Pit Bulls, Mastiff, and Rottweiler lead in fatalities and are listed first. The rest of the breeds are listed in alphabetical order:
Pit Bull Terrier Family
- American Bulldog
- American Pit Bull Terrier
- American Staffordshire Terrier
- English/Standard Bull Terrier
- Miniature Bull Terrier
- Olde English Bulldog
- Staffordshire Bull Terrier
- Cane Corso/Italian Mastiff
- Dogo Argentino
- English Mastiff
- Fila Brasileiro
- Dogue de Bordeaux/French Mastiff
- Great Dane/German Mastiff
- Presa Canario
- St. Bernard/Alpine Mastiff
Rottweilers originate from Germany and are descendants of Mastiff-type dogs, sharing many of the traits and genetics of that canine lineage. Most likely the Italian Mastiff was spread by the Roman legion as the army invaded Europe around AD 70. Rottweilers are one of the oldest herding and guard dogs and are thought to be descendants of ancient Roman drover dogs. They performed as excellent herders due to their eagerness to control and intimidate cattle. They were once referred to as “Rottweiler butchers’ dogs” because they often pulled carts with butchered meat to market in “Rottweiler”, which was a popular and important trade center. The Rottweiler population dramatically decreased when the railroads were built and the need for them diminished. By WWI and WWI, the need for the Rottweiler increased due to their use as messengers, watchdogs, and guard dogs.

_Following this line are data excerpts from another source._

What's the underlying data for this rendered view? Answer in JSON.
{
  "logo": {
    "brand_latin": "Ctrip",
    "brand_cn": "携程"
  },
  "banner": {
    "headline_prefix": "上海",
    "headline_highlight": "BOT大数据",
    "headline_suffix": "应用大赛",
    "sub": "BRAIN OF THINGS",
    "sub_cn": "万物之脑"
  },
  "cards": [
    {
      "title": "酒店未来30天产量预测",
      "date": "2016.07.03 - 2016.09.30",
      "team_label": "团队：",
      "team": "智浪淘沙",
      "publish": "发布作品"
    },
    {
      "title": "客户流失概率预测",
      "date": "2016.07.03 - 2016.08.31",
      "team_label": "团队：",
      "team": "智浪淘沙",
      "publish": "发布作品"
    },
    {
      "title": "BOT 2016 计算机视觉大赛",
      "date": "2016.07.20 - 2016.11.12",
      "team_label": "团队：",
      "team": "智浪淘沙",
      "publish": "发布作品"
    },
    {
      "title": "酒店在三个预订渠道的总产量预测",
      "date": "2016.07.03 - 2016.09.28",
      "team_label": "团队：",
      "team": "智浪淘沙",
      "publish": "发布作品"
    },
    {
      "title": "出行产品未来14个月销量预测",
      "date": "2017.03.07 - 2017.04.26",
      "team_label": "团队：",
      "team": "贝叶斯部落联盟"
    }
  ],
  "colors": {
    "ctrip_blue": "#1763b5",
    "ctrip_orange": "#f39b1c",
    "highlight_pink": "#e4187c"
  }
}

Many property management companies, landlords, and insurance companies have policies against Rottweiler ownership. Some communities have restrictions or bans against the breed. Proper research needs to be done prior to ownership to ensure the dog will be allowed.
Rottweilers are prone to entropion, ectropion, hip dysplasia, cancer, and ACL issues. They can overheat easily and hot temperatures can be deadly. They are average shedders and require little grooming. They are large dogs, weighing 75-130 pounds and have a life expectancy of 10-12 years.
In North America from 1982-2013, Rottweilers were responsible for 514 attacks on humans, resulting in 81 deaths. Rottweiler mixes were responsible for 30 attacks on humans, resulting in 4 deaths.